Ancient toothpastes were used to treat some of the same concerns that we have today – keeping teeth and gums clean, whitening teeth and freshening breath. The ingredients of ancient toothpastes were however very different and varied. Ingredients used included a powder of ox hooves’ ashes and burnt eggshells, that was combined with pumice. The Greeks and Romans favored more abrasiveness and their toothpaste ingredients included crushed bones and oyster shells. The Romans added more flavoring to help with bad breath, as well as powdered charcoal and bark. The Chinese used a wide variety of substances in toothpastes over time that have included ginseng, herbal mints, and salt.

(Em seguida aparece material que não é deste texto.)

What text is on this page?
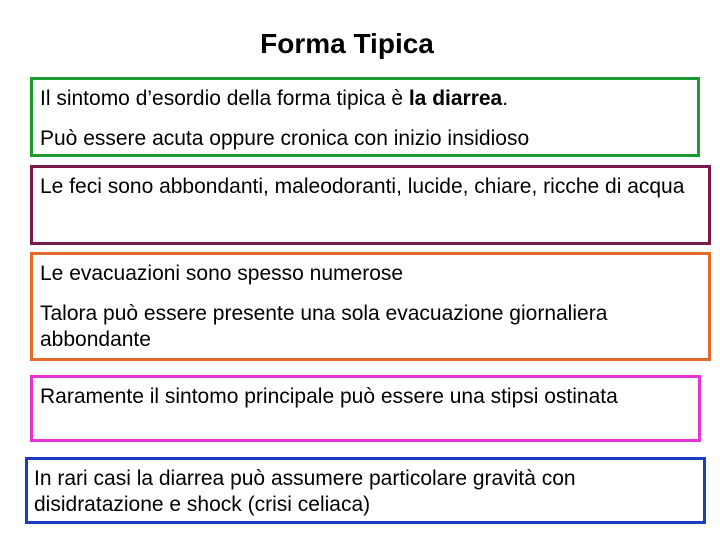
Forma Tipica

Il sintomo d’esordio della forma tipica è la diarrea.

Può essere acuta oppure cronica con inizio insidioso

Le feci sono abbondanti, maleodoranti, lucide, chiare, ricche di acqua

Le evacuazioni sono spesso numerose

Talora può essere presente una sola evacuazione giornaliera abbondante

Raramente il sintomo principale può essere una stipsi ostinata

In rari casi la diarrea può assumere particolare gravità con disidratazione e shock (crisi celiaca)
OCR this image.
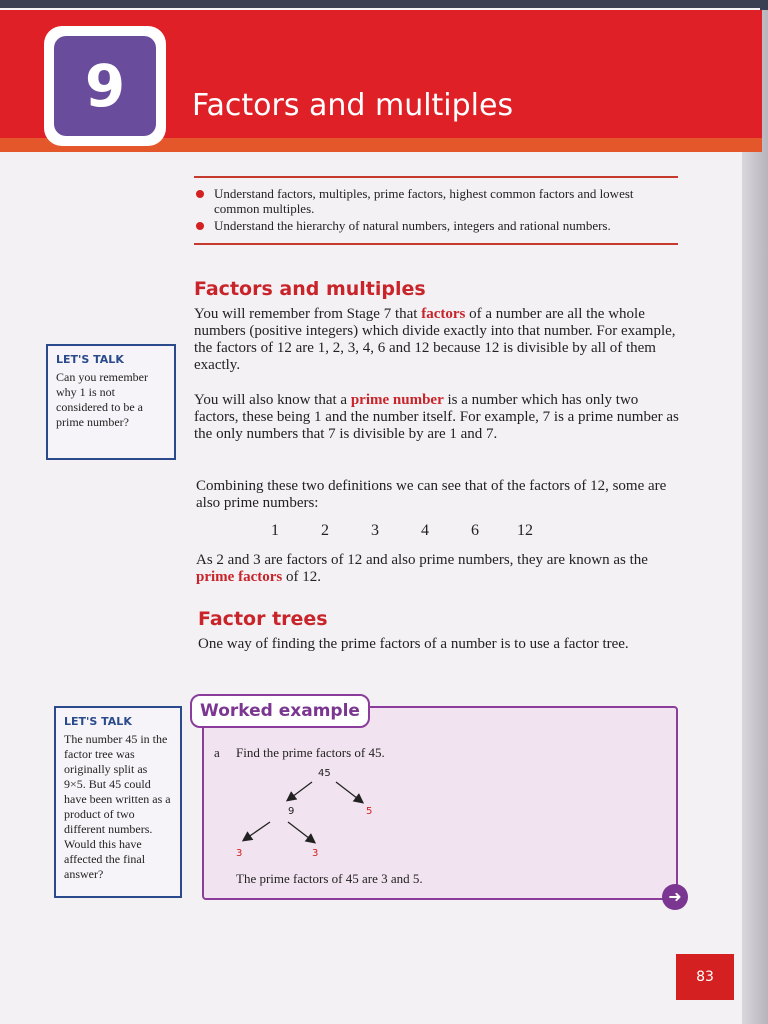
9	Factors and multiples
Understand factors, multiples, prime factors, highest common factors and lowest common multiples.
Understand the hierarchy of natural numbers, integers and rational numbers.
Factors and multiples
You will remember from Stage 7 that factors of a number are all the whole numbers (positive integers) which divide exactly into that number. For example, the factors of 12 are 1, 2, 3, 4, 6 and 12 because 12 is divisible by all of them exactly.
You will also know that a prime number is a number which has only two factors, these being 1 and the number itself. For example, 7 is a prime number as the only numbers that 7 is divisible by are 1 and 7.
Combining these two definitions we can see that of the factors of 12, some are also prime numbers:
1	2	3	4	6	12
As 2 and 3 are factors of 12 and also prime numbers, they are known as the prime factors of 12.
Factor trees
One way of finding the prime factors of a number is to use a factor tree.
LET'S TALK
Can you remember why 1 is not considered to be a prime number?
LET'S TALK
The number 45 in the factor tree was originally split as 9×5. But 45 could have been written as a product of two different numbers. Would this have affected the final answer?
Worked example
a Find the prime factors of 45.
45
9	5
3	3
The prime factors of 45 are 3 and 5.
➜
83
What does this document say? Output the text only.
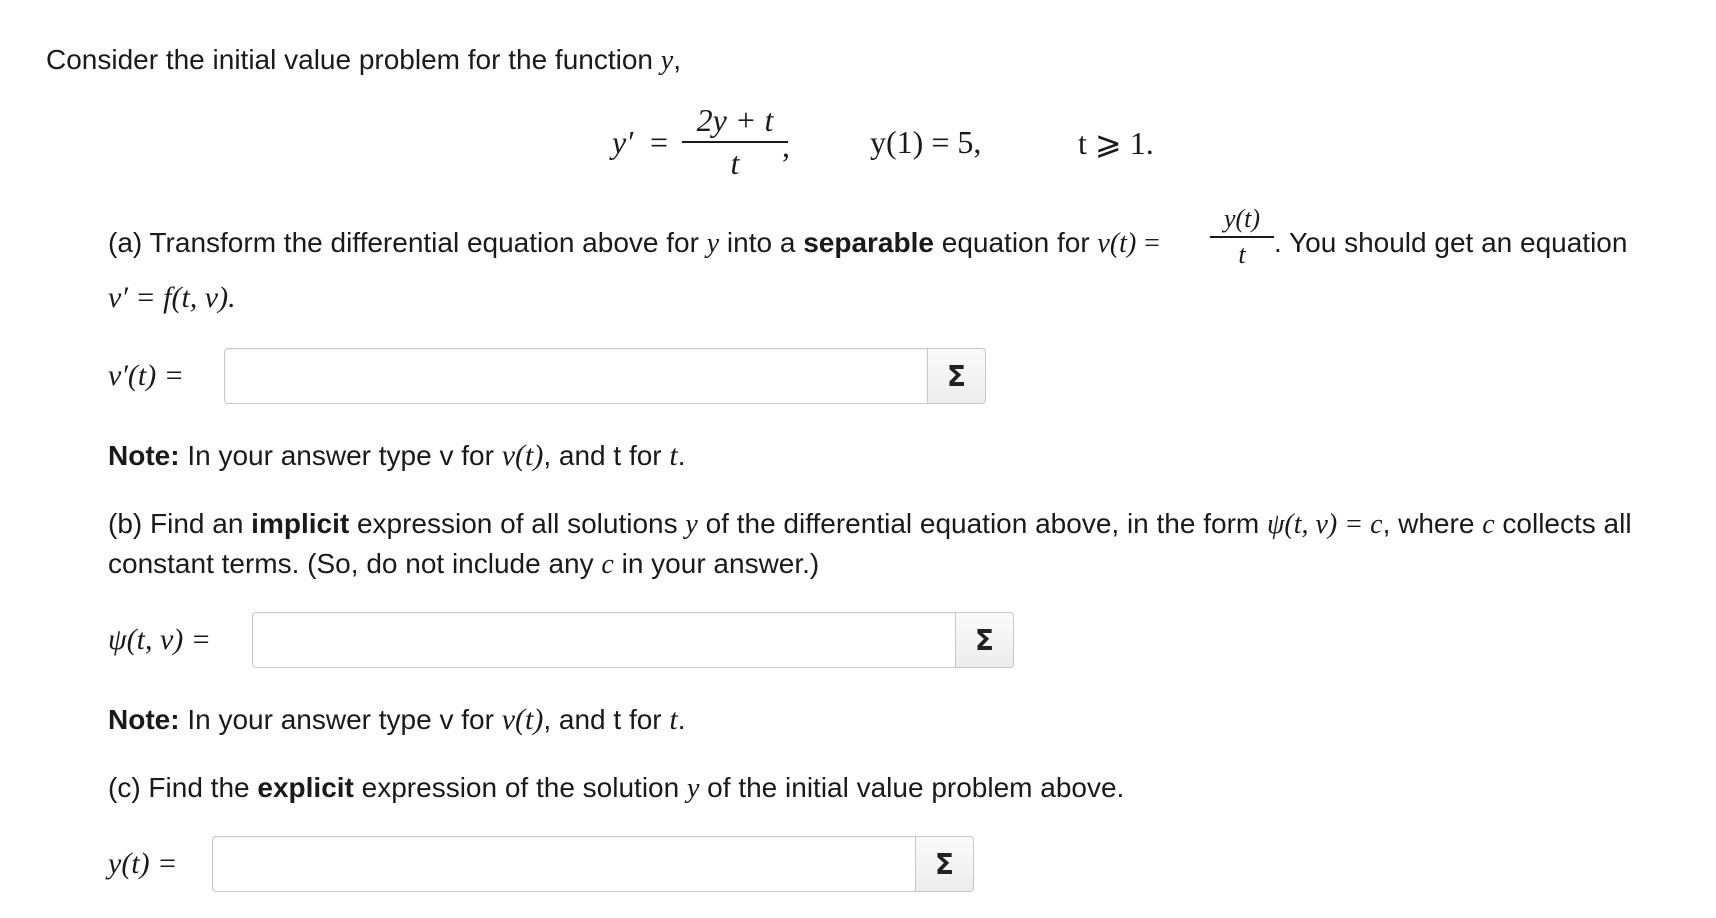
Consider the initial value problem for the function y,
y′ =
2y + t
t	,	y(1) = 5,	t ⩾ 1.
(a) Transform the differential equation above for y into a separable equation for v(t) =
y(t)
t	. You should get an equation
v′ = f(t, v).
v′(t) =	Σ
Note: In your answer type v for v(t), and t for t.
(b) Find an implicit expression of all solutions y of the differential equation above, in the form ψ(t, v) = c, where c collects all
constant terms. (So, do not include any c in your answer.)
ψ(t, v) =	Σ
Note: In your answer type v for v(t), and t for t.
(c) Find the explicit expression of the solution y of the initial value problem above.
y(t) =	Σ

A dentist with silver forceps and a necklace of large teeth, taken from the Omne Bonum, published in the 14th century. Photo Credit: British Library/Robana/REX

Now contrary to our popular notions, the tradition of keeping one’s teeth clean did continue in the medieval times, albeit confined to particular sections of the society. The renowned Trotula, composed in the 12th century AD, possibly in the southern Italian port town of Salerno, comprises a compilation of three texts on women’s health. One of the solutions in the text for ‘black teeth’ reads as follows (p.102) –

…take walnut shells well cleaned of the interior rind, which is green, and…rub the teeth three times a day, and when they have been well rubbed…wash the mouth with warm wine, and with salt mixed in if desired.

As for removing wine stains from the teeth, the text provides (p.122) a rather elaborative solution-

Take burnt white marble and burnt date pits, and white natron, a red tile, salt, and pumice. From all of these make a powder in which damp wool has been wrapped in a fine linen cloth. Rub the teeth inside and out.

E finalmente, Trotula also offers its fair share of advice for the rich folks who wanted to flaunt their pearly whites (p.112) –

Take some each of cinnamon, clove, spikenard, mastic, frankincense, grain, wormwood, crab foot, date pits, and olives. Grind all of these and reduce them to a powder, then rub the affected places.